でも、もしかしたらジャンと2人になれるチャンスかもしれないし、なんて。
彼の好意を利用して、嫌な子だな、私。
「あ、じゃあ今度の休日はどうだ?」
いいよ、と言いかけた口を閉じた。だめだ、次の休日はエレンとの約束がある。
「あ、ごめん、次はちょっと用事が入ってて」
「・・・エレン、か?」
「うん、町に出かけることになったの。ごめんね、」
「いや、いい。知ってた」
・・・あれ、おかしいな。あの場にいなかったジャンがエレンと出かけることを知ってるなんて。ミーナやコニ―に聞いたのだろうか?いや、自分たちは片づけを終えてすぐこっちに来たはずだ。
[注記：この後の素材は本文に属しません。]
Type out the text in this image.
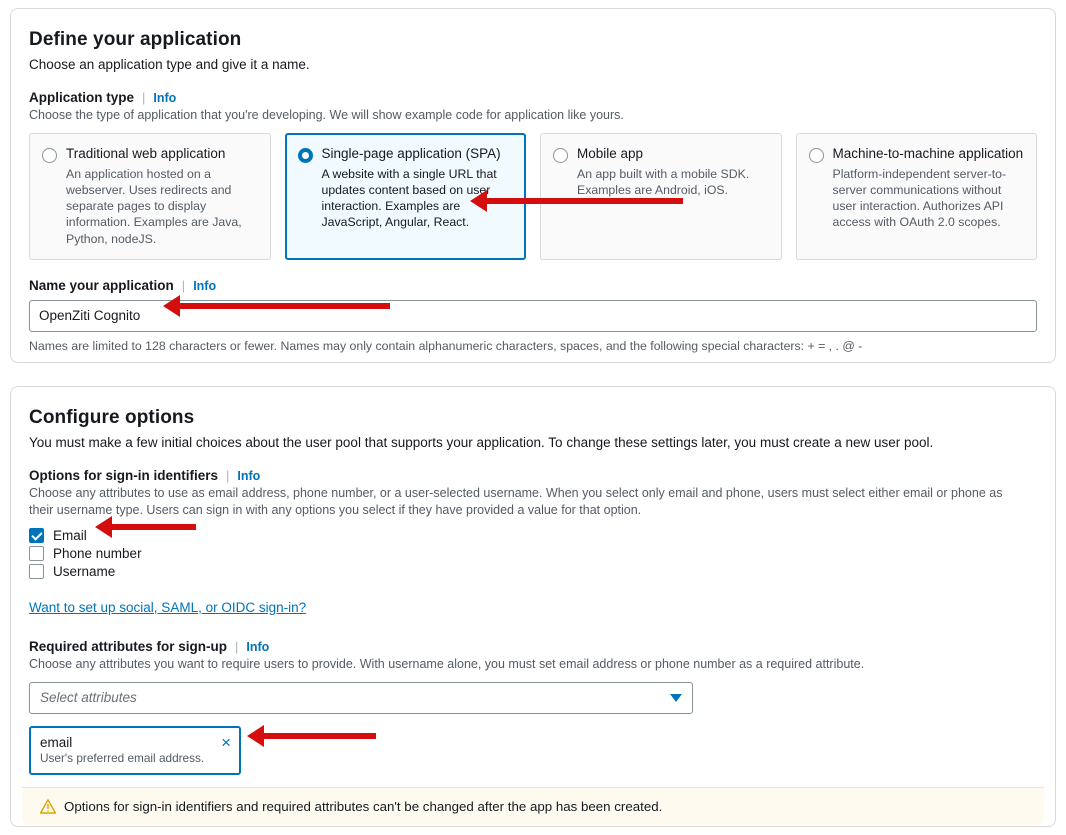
Define your application

Choose an application type and give it a name.

Application type | Info

Choose the type of application that you're developing. We will show example code for application like yours.

Traditional web application
An application hosted on a webserver. Uses redirects and separate pages to display information. Examples are Java, Python, nodeJS.
Single-page application (SPA)
A website with a single URL that updates content based on user interaction. Examples are JavaScript, Angular, React.
Mobile app
An app built with a mobile SDK. Examples are Android, iOS.
Machine-to-machine application
Platform-independent server-to-server communications without user interaction. Authorizes API access with OAuth 2.0 scopes.
Name your application | Info
OpenZiti Cognito
Names are limited to 128 characters or fewer. Names may only contain alphanumeric characters, spaces, and the following special characters: + = , . @ -
Configure options

You must make a few initial choices about the user pool that supports your application. To change these settings later, you must create a new user pool.

Options for sign-in identifiers | Info

Choose any attributes to use as email address, phone number, or a user-selected username. When you select only email and phone, users must select either email or phone as their username type. Users can sign in with any options you select if they have provided a value for that option.

Email
Phone number
Username
Want to set up social, SAML, or OIDC sign-in?
Required attributes for sign-up | Info

Choose any attributes you want to require users to provide. With username alone, you must set email address or phone number as a required attribute.

Select attributes
email
User's preferred email address.
×
Options for sign-in identifiers and required attributes can't be changed after the app has been created.
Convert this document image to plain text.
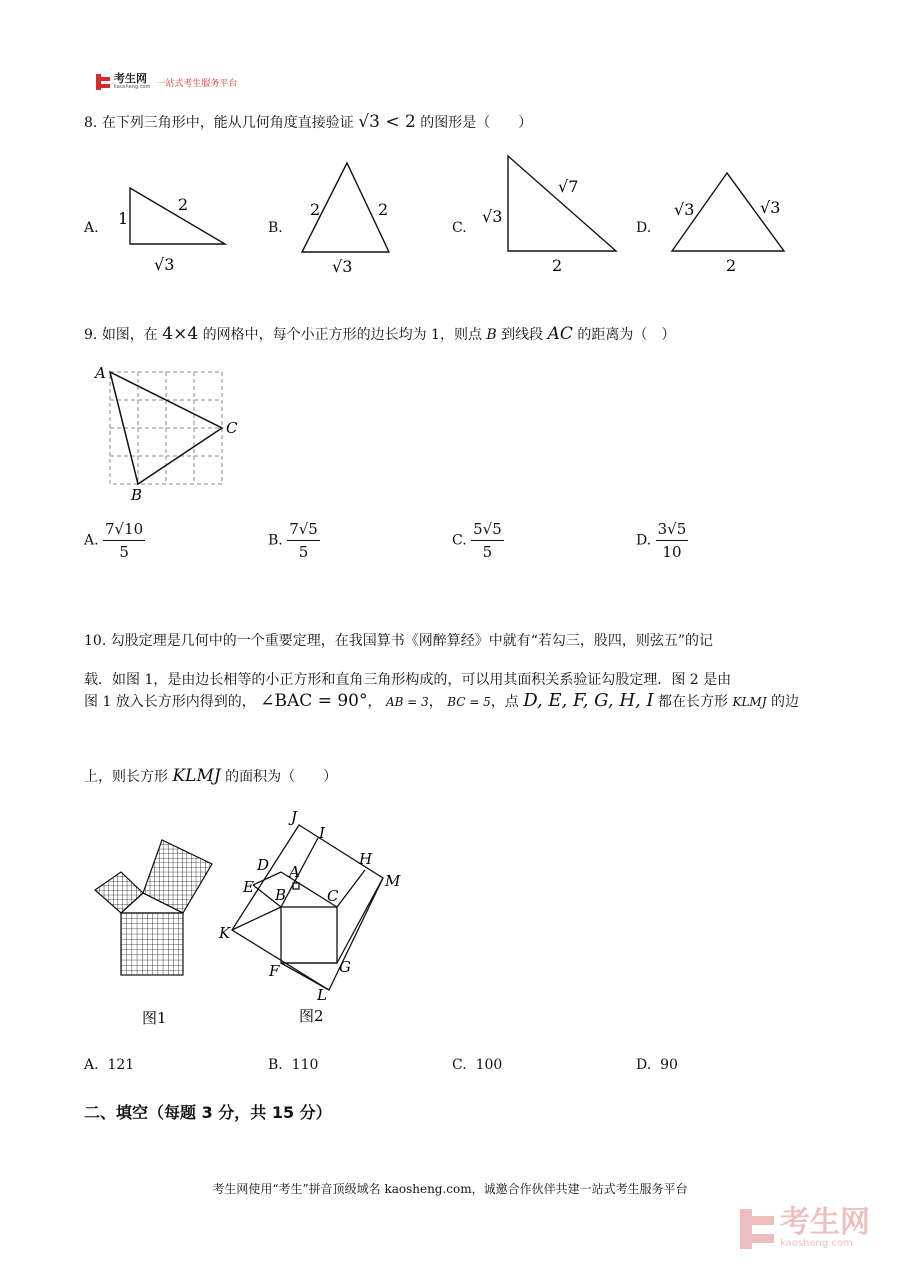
考生网
kaosheng.com 一站式考生服务平台
8. 在下列三角形中，能从几何角度直接验证 √3 < 2 的图形是（　　）
A.	B.	C.	D.
1
2
√3
2	2
√3
√3
√7
2
√3	√3
2
9. 如图，在 4×4 的网格中，每个小正方形的边长均为 1，则点 B 到线段 AC 的距离为（　）
A
C
B
A. $\frac{7√10}{5}$	B. $\frac{7√5}{5}$	C. $\frac{5√5}{5}$	D. $\frac{3√5}{10}$
10. 勾股定理是几何中的一个重要定理，在我国算书《网醉算经》中就有“若勾三，股四，则弦五”的记
载．如图 1，是由边长相等的小正方形和直角三角形构成的，可以用其面积关系验证勾股定理．图 2 是由
图 1 放入长方形内得到的， ∠BAC = 90°， AB = 3， BC = 5，点 D, E, F, G, H, I 都在长方形 KLMJ 的边
上，则长方形 KLMJ 的面积为（　　）
图1
J
I
H
M
D A
E B	C
K
F	G
L
图2
A. 121	B. 110	C. 100	D. 90
二、填空（每题 3 分，共 15 分）
考生网使用“考生”拼音顶级域名 kaosheng.com，诚邀合作伙伴共建一站式考生服务平台
考生网
kaosheng.com
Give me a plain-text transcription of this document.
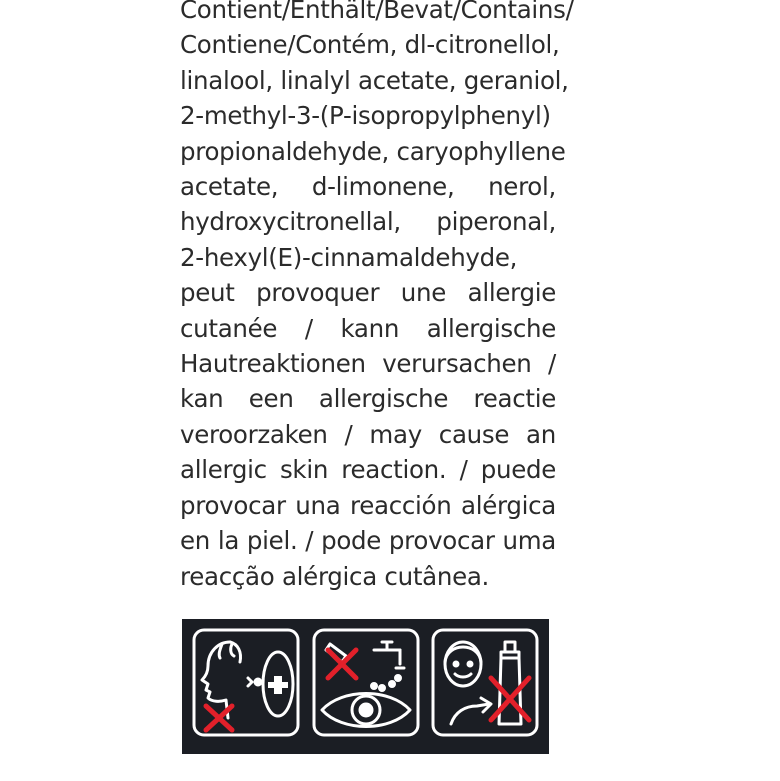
Contient/Enthält/Bevat/Contains/
Contiene/Contém, dl-citronellol,
linalool, linalyl acetate, geraniol,
2-methyl-3-(P-isopropylphenyl)
propionaldehyde, caryophyllene
acetate, d-limonene, nerol,
hydroxycitronellal, piperonal,
2-hexyl(E)-cinnamaldehyde,
peut provoquer une allergie
cutanée / kann allergische
Hautreaktionen verursachen /
kan een allergische reactie
veroorzaken / may cause an
allergic skin reaction. / puede
provocar una reacción alérgica
en la piel. / pode provocar uma
reacção alérgica cutânea.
そんな時間なかった。
「なんで、知ってるの?」
私の問いかけにジャンがギクリと肩を震わせた気がした。
「あぁ、いや。最近お前ら仲良いから、そうだろうなと思っただけだ」
朝のミーナに言われたことと同じだ。やはりみんなから見たら最近のエレンと私はベタベタしすぎたかもしれない。少し自重しよう。ジャンにまで付き合ってるなんて誤解されたらとんでもない。
「ま、お前らお似合いだと思うけど」
「・・・・え?」
「なんつーか、エレンとロゼッタが2人でいると近づき難いんだよな。オーラが出てて」
「え、ま、」
「でも程々にしとけよ、人目考えろって」
シミの件はまたいつかな、とジャンは急ぎ足で去ってしまった。
「どうしよう、遅かった」
近づき難い、人目考えろ、お似合い、
「はは、どうしよう」
とっくに誤解されていたらしい。こんな私には、自業自得という言葉がお似合いだ。